Akibat kematian suaminya itu, Tarwen memperoleh pertanggungan asuransi sebesar Rp 900 juta namun PT GNM meminta Tarwen mengganti biaya pemulangan mendiang Sulaeman dari Bandara Soekarno-Hatta ke kampung halaman di Cirebon sebesar Rp 25 juta. Alhasil, setelah Tarwen mendapatkan hak pertanggungan asuransi, kemudian dia mentransfer biaya pemulangan jenazah Sulaeman tersebut.

Kepala Badan Perlindungan Pekerja Migran Indonesia Benny Rhamdani saat ditemui di Jakarta, Senin (7/8/2023).

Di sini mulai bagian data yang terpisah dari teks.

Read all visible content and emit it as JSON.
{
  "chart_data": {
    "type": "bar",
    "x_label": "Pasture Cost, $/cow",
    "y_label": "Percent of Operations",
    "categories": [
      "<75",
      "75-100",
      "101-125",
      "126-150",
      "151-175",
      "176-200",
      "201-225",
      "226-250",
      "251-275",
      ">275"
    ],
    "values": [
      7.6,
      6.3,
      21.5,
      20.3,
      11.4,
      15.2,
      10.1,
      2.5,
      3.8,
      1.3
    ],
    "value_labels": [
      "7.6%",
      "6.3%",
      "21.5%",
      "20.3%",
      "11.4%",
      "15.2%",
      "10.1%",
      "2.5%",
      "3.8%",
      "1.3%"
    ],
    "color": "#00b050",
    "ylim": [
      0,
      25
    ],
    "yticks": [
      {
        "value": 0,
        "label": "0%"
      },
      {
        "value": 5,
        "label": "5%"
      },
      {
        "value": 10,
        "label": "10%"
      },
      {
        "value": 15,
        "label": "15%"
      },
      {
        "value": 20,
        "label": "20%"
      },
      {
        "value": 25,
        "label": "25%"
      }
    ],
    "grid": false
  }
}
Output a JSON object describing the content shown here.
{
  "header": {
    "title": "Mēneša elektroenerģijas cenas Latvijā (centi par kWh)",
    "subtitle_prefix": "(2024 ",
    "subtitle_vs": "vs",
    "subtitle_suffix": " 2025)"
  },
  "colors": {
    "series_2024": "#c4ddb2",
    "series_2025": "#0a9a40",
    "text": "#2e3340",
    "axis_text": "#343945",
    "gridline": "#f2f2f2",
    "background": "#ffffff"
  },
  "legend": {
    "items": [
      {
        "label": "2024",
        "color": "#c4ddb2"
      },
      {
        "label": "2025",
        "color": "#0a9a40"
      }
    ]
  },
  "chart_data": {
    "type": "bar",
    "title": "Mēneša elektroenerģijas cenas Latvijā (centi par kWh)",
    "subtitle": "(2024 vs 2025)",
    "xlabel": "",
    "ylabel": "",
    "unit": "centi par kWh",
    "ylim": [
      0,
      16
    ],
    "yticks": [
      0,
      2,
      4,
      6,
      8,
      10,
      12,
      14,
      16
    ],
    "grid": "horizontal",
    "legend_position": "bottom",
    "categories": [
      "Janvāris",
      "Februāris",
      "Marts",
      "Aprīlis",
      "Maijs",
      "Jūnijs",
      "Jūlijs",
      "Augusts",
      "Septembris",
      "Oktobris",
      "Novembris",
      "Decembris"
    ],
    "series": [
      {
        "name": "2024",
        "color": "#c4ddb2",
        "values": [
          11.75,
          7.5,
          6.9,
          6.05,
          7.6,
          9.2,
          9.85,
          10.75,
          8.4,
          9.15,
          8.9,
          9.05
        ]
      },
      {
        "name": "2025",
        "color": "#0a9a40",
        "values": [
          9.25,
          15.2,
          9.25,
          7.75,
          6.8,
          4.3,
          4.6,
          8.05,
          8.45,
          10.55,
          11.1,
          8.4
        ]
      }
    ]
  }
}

Padahal, Kepala Badan Perlindungan Pekerja Migran Indonesia (BP2MI) Benny Rhamdani mengungkapkan, perusahaan wajib mengurus proses pemulangan jenazah ABK yang meninggal dari negara penempatan hingga ke kampung halamannya. Keluarga ABK tidak boleh dimintai biaya pengganti pemulangan jenazah.
Jika perusahaanmembebankan biaya pemulangan jenazah korban, artinya mereka melakukan kejahatan. "Itu kejahatan. (Seharusnya) tanggung jawab mereka (perusahaan), kenapa dialihkan dan dibebankan pada keluarga," ujar Benny.